Brieta Dougherty-Brill, 32, a schoolteacher from Mt. Lebo whose fiance, Matthew Anderson, lives in Green Tree, wanted to get a message to the owners of that blue house. That’s a bit of a turnaround for the blue house denizens who are forever leaving declarations for passing and stuck commuters.
“Each and every day, thousands of people pass by your house and have the opportunity to read one of the thoughtful messages that are propped on the bench in your driveway,’’ Ms. Dougherty-Brill wrote in an email to the PG.
“My heart and head always feel a little happier after passing this random act of kindness.’’
I was driving on Greentree Road not long after reading that, so I pulled into the driveway of the blue house near Potomac Avenue after seeing a sign on the white bench: “Today Is A Good Day.’’
The woman of the house looked at me kind of funny when I explained why I was there.
“I did it for myself, first,’’ Dena Rose said.
She’s in public relations by trade but didn’t think a sign on a bench would lead to a knock on the door.
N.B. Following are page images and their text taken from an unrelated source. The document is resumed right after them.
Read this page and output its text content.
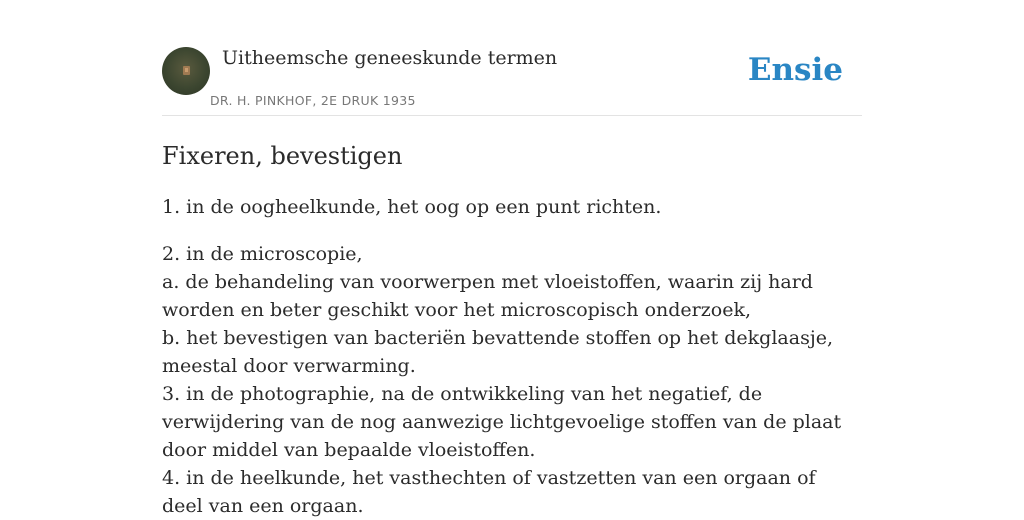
Uitheemsche geneeskunde termen
DR. H. PINKHOF, 2E DRUK 1935
Ensie
Fixeren, bevestigen

1. in de oogheelkunde, het oog op een punt richten.

2. in de microscopie,
a. de behandeling van voorwerpen met vloeistoffen, waarin zij hard worden en beter geschikt voor het microscopisch onderzoek,
b. het bevestigen van bacteriën bevattende stoffen op het dekglaasje, meestal door verwarming.
3. in de photographie, na de ontwikkeling van het negatief, de verwijdering van de nog aanwezige lichtgevoelige stoffen van de plaat door middel van bepaalde vloeistoffen.
4. in de heelkunde, het vasthechten of vastzetten van een orgaan of deel van een orgaan.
She started a couple of Thanksgivings ago with “Count Your Blessings,’’ put up a “Follow Your Heart’’ around Valentine’s Day, and may have gone through as many as 20 messages by now.
“Someone Else Is Happy With Less Than What You Have’’ is one that tickled me.
Before long, her husband of 24 years, Joe Buzila, came home from work and said he grumbles when he has to put the signs up, but he said that with a smile almost as wide as the bench. Her father, August Bisesi, who treats the signs with polyurethane to make sure they last, also came out the door to see what was up.
When Ms. Rose had some more time to think about it, she told me, “So many suburban and urban heroes get up every day and go to work to pay the bills and feed their families.’’ If she can make their days any easier, she’s happy.
Maybe not everyone is appreciative, at least not openly. Even as mild a suggestion as “Count Your Blessings’’ may lead some behind the wheel to mumble, “Don’t tell me what to do. Count your own.’’
But I expect she’s making those passing crabs’ days, too. There’s nothing a grouch likes better than a good grumble. Nice that’s she’s helping them get that out of the way before work.
“Scatter Seeds of Kindness,’’ another sign says. She mostly buys the signs when she comes upon one in a store, but occasionally Ms. Rose will have one made, such as “If nothing’s going right, go left.’’
I like that. I don’t like it as much as the old Jack Handy line that went “It takes a big man to cry, but it takes a bigger man to laugh at that man.’’ But that may explain why few people smile when they drive past my house.
Anyway, Ms. Rose was very pleased to read the email from a fan like Ms. Dougherty-Brill. As for the next sign, she’s having one made that says, “Start Procrastinating Now.’’
No better time to begin than when you’re waiting for that sign man to flip his sign.